In March, Melissa Miranda announced that her massively beloved popup Musang was going brick and mortar, that is to say, a permanent restaurant was in the works. By the end of the month, the Seattle chef exceeded her ambitious $75,000 Kickstarter goal in 30 days. Now, she brings news of another milestone. Musang will open on Beacon Hill (this much we knew) in the former Travelers Thali House in the fall.

After signing the lease this morning "it’s not just an idea anymore," says Miranda. "It's real." The turnkey restaurant space means Musang has a hopefully shorter opening timeline—October or November, surmises Miranda—but that still means three months of intense renovation to transform Thali House, which shuttered this month. The passing of the ownership torch has been smooth, with Thali House owners Allen Kornmesser and Leon Reed buzzing to the neighborhood about Musang's arrival.

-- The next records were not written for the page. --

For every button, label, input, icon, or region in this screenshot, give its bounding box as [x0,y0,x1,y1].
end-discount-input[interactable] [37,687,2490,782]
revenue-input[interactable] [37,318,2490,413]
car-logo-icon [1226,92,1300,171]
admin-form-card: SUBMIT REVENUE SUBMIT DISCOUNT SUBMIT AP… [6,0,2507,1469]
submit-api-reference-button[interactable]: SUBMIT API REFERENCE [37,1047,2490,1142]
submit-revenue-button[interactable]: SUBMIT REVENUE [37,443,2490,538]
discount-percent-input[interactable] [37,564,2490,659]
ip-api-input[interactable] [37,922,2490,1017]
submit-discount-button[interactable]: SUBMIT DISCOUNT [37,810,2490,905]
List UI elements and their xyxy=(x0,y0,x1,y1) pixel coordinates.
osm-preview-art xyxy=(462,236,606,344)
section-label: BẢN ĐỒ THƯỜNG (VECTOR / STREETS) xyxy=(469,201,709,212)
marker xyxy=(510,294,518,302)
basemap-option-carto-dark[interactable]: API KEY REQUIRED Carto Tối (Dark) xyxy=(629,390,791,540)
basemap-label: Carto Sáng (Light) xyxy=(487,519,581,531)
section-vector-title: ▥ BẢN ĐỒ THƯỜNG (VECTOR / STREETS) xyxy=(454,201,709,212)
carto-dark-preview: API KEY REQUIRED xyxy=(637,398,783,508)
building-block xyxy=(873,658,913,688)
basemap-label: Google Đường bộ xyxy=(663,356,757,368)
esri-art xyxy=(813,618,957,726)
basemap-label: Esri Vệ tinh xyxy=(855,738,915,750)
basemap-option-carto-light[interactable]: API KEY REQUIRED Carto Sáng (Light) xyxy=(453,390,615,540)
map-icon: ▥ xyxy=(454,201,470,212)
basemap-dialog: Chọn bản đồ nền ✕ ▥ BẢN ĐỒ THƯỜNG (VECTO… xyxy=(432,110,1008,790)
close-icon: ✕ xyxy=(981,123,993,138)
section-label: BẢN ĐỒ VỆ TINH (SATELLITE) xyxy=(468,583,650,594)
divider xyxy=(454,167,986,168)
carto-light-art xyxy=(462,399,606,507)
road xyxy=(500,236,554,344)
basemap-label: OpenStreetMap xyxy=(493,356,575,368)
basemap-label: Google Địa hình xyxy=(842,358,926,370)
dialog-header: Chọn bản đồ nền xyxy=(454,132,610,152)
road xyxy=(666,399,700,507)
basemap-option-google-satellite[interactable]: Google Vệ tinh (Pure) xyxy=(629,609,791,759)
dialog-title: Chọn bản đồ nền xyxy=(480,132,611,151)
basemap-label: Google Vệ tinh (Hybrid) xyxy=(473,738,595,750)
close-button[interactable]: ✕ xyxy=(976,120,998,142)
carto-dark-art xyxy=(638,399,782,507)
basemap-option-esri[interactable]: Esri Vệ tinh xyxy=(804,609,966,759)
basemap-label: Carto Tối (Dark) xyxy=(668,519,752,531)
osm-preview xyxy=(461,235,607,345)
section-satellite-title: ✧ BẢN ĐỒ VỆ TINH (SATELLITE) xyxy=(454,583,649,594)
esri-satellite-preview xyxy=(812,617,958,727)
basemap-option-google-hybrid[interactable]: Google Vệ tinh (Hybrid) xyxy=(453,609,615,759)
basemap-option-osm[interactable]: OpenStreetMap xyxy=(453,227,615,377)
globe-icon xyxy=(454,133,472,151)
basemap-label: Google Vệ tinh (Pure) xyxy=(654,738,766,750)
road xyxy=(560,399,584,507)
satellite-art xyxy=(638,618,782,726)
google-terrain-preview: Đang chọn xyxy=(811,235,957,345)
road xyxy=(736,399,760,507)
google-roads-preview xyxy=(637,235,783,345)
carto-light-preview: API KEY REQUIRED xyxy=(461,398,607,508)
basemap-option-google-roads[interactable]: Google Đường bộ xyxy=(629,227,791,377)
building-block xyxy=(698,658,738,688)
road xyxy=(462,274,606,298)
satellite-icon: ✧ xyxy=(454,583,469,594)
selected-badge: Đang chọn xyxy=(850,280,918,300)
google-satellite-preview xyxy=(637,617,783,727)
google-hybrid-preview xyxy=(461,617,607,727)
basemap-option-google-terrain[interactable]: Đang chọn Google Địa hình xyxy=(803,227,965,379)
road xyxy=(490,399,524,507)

While the exterior won't see a ton of change (the outdoor pizza oven most definitely stays put), the whole interior will be redone to create an open kitchen, like you're walking into Miranda's home and sitting at her dinner table. "Home-cooked Filipino food in a space that is a home," says Miranda, has been her mission from the start. The design, then, will look to Spanish colonial-style homes often seen in the Philippines, and create a sense of old and new touches—dark woods, fresh, white walls. It's not much unlike Miranda's food, which is simultaneously a love letter to her heritage and history with a nod to what contemporary Filipino food can be.

Musang will be a 48-seat space casual enough for a family meal but intimate enough for date night, with a menu fueled by Miranda’s culinary bona fides and childhood memories, many of which were formed while growing up on Beacon Hill.

Musang's last popup at Bar del Corso is set for this Father's Day, but shortly thereafter, Miranda will shift gears to all things brick-and-mortar. Okay, maybe one summertime popup and a trip to LA for a collaborative food festival in July. But that's probably it. When you're a chef who's consistently cooked all over the city and country for three years, it might be a little hard to stay still. A restaurant opening should help with that.